La nommée Anne Degeorges, âgée de 31 ans, déclare que hier vers 10 heures ½ du matin, elle avait vu entrer ledit Gourcerol chez elle et l’avait précédé de 2 ou 3 minutes. En entrant elle l’aperçut tenant sa fille sur la huche. Les jupons de celle-ci étaient relevés. Elle lui demanda ce qu’il faisait, l’appelant malhonnête. Il répondit en s’appuyant sur la table qu’il ne faisait rien, se leva ensuite, se dirigea vers elle, lui frappant sur l’épaule en disant " qu’avez-vous, femme ? " Elle répondit qu’il y avait de quoi et d’aller à la messe, qu’il ferait mieux. Après son départ, sa fille qui pleurait, elle lui demanda ce qu’elle avait, elle répondit que Gourcerol avait voulu la porter sur le lit, mais qu’ayant fait la pesante elle était tombée ; relevée par lui, il l’avait appuyée contre la huche. Elle lui avait aussi raconté que le 8 janvier en son absence, il était venu la trouver, l’avait empoignée et qu’il lui avait fait mal. Elle ne lui n demanda pas davantage. Elle s’était cependant aperçu que sa fille marchait difficilement.
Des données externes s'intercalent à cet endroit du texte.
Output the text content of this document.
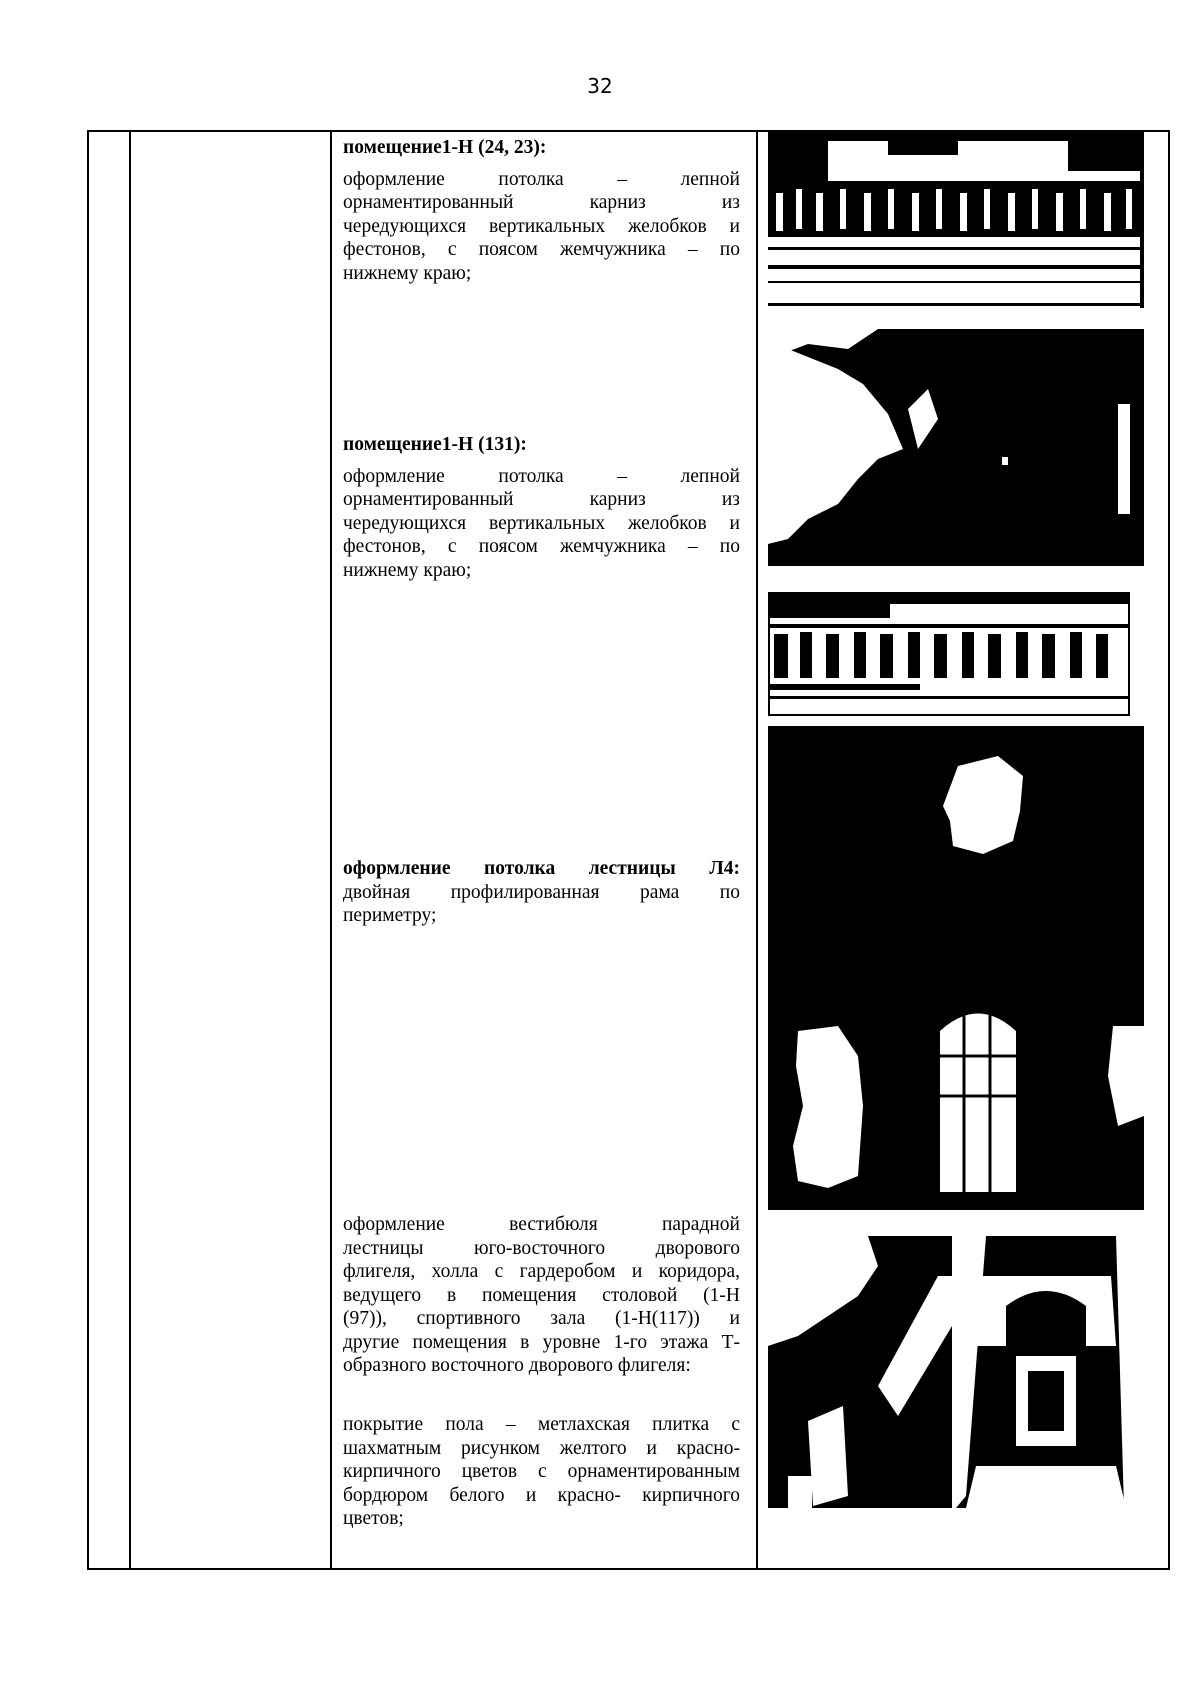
32

помещение1-Н (24, 23):

оформление потолка – лепной

орнаментированный карниз из

чередующихся вертикальных желобков и

фестонов, с поясом жемчужника – по

нижнему краю;

помещение1-Н (131):

оформление потолка – лепной

орнаментированный карниз из

чередующихся вертикальных желобков и

фестонов, с поясом жемчужника – по

нижнему краю;

оформление потолка лестницы Л4:

двойная профилированная рама по

периметру;

оформление вестибюля парадной

лестницы юго-восточного дворового

флигеля, холла с гардеробом и коридора,

ведущего в помещения столовой (1-Н

(97)), спортивного зала (1-Н(117)) и

другие помещения в уровне 1-го этажа Т-

образного восточного дворового флигеля:

покрытие пола – метлахская плитка с

шахматным рисунком желтого и красно-

кирпичного цветов с орнаментированным

бордюром белого и красно- кирпичного

цветов;
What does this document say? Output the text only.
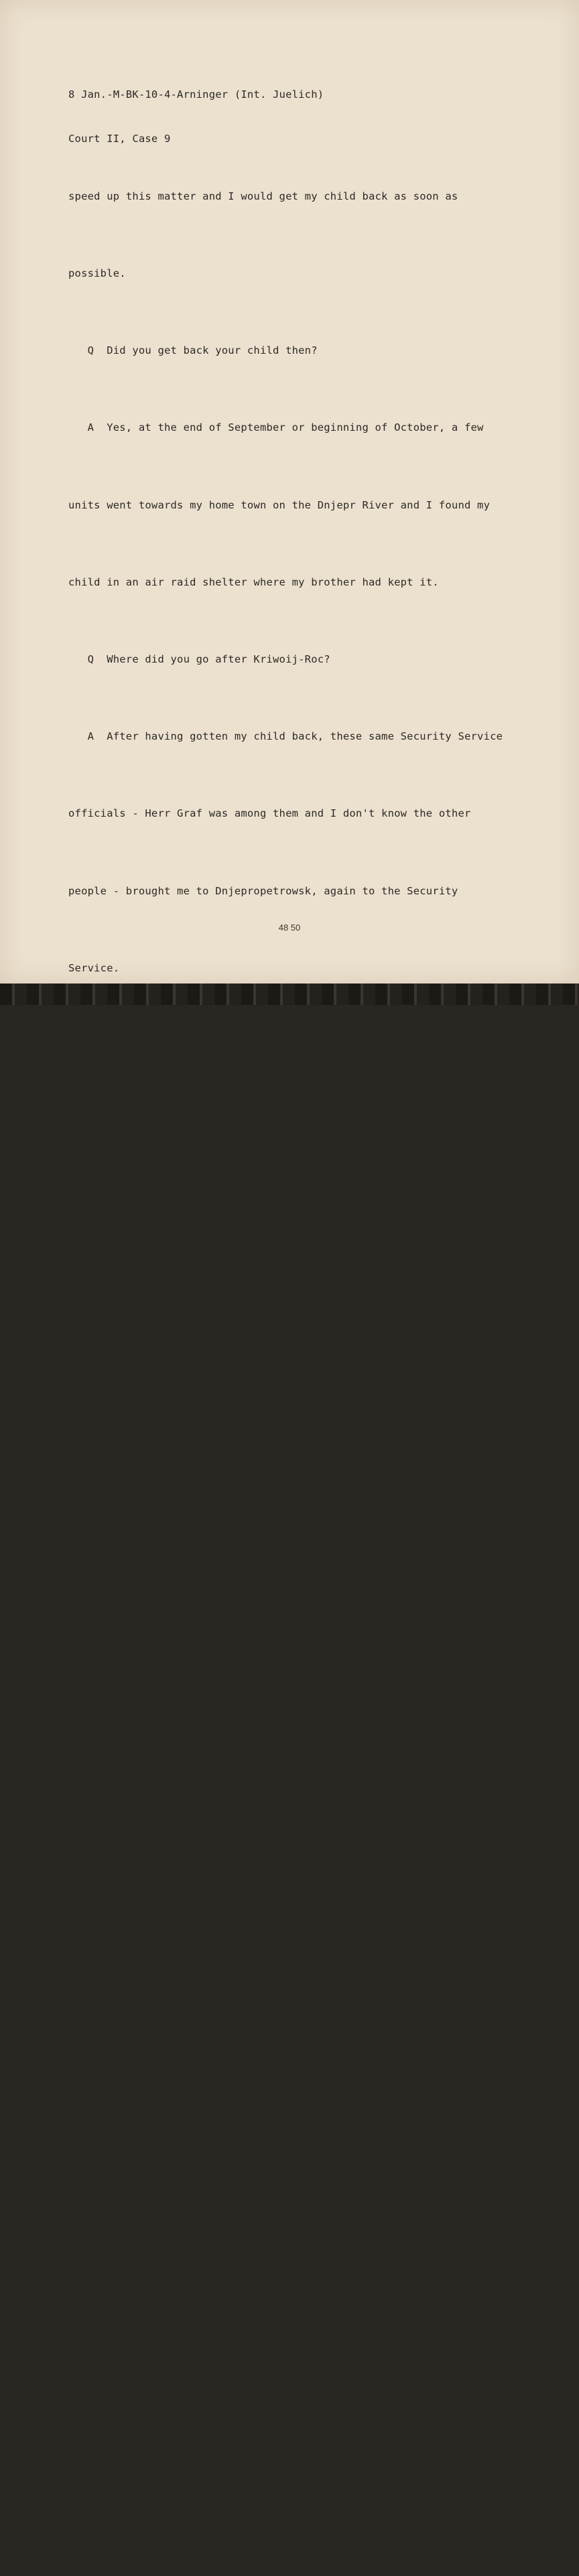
8 Jan.-M-BK-10-4-Arninger (Int. Juelich)

Court II, Case 9

speed up this matter and I would get my child back as soon as

possible.

Q  Did you get back your child then?

A  Yes, at the end of September or beginning of October, a few

units went towards my home town on the Dnjepr River and I found my

child in an air raid shelter where my brother had kept it.

Q  Where did you go after Kriwoij-Roc?

A  After having gotten my child back, these same Security Service

officials - Herr Graf was among them and I don't know the other

people - brought me to Dnjepropetrowsk, again to the Security

Service.

Q  How long did you remain in Dnjepropetrowsk?

A  First of all, I was taken into protective custody by the

Security Service until part of perhaps the entire EK 6  - I don't

know which - was transferred to Dnjepropetrowsk and bb chance Herr

Graf and I met in the corridor of the Security Service building. Then

he promised me again to intervene with Standartenfuehrer Kroeger as

to whether my living conditions could not be changed, and that they

would give me some work to do and that  my child would receive

medical care.

Q Did you see Herr Graf repeatedly in Dnjepropetrowsk?

A  In Kriwoij-Roc Herr Graf had asked me to give him lessons in the

Russian language and Herr Schulze also and I did that in Kriwoij-Roc.

At the same time Herr Graf gave me English lessons to make up for it.

In Dnjepropetrowsk these language lessons were continued two or three

times a week.

Q What observations could you make about the official activities of

Herr Graf?

A  None, really.  Of course, we only talked about private matters.

Q  In Kriwoij-Roc and Dnjepropetrowsk did you have any opportunity

to tak to the civilian population?

48 50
Lui ayant fait remarquer, elle lui avait répondu que rien ne lui faisait mal. Elle avoua ensuite qu’elle souffrait lorsqu’elle lâchait l’eau. Elle ajouta avoir lavé la chemise de sa fille sans y avoir remarqué aucune trace.

Lagrange Léonard, âgé de 41 ans, propriétaire, déclare que hier vers trois heures du soir, venant de Linards, il trouva sa femme qui était allé à sa rencontre. Comme elle pleurait, il lui en demanda la cause, elle lui raconta que Gourcerol était entré chez eux et qu’étant entrée un moment après elle avait trouvé celui-ci tenant leur fille sur la huche, cette dernière pleurait, sa femme toujours en pleurs le décida à aller trouver M. le maire. Il dit ne rien savoir mais avoir remarqué que sa fille marchait difficilement depuis un mois environ.

Les nommés Barnagaud Jean, 42 ans, forgeron et Deschamps Jean Léonard, scieur de long à Linards, déclarent que requis par M. le maire pour accompagner le nommé Gourcerol à Châteauneuf, chemin faisant celui-ci leur aurait dit que hier 20 courant vers les dix heures du matin, étant entré chez Lagrange, il y avait trouvé la fille occupée à écrire. Avant d’entrer il avait remarqué la mère assise près de la porte. Il avait aussitôt son entrée pris le crayon des mains de la fille pour faire des zéros. Celle-ci lui avait fait sentir un pot de pommade, comme il voulait le lui prendre, elle cacha entre les jambes, il y avait porté la main pour lui saisir, mais qu’en ce moment la mère étant entrée, il avait dit qu’il n’avait pu lui prendre la pommade qu’elle lui avait fait sentir.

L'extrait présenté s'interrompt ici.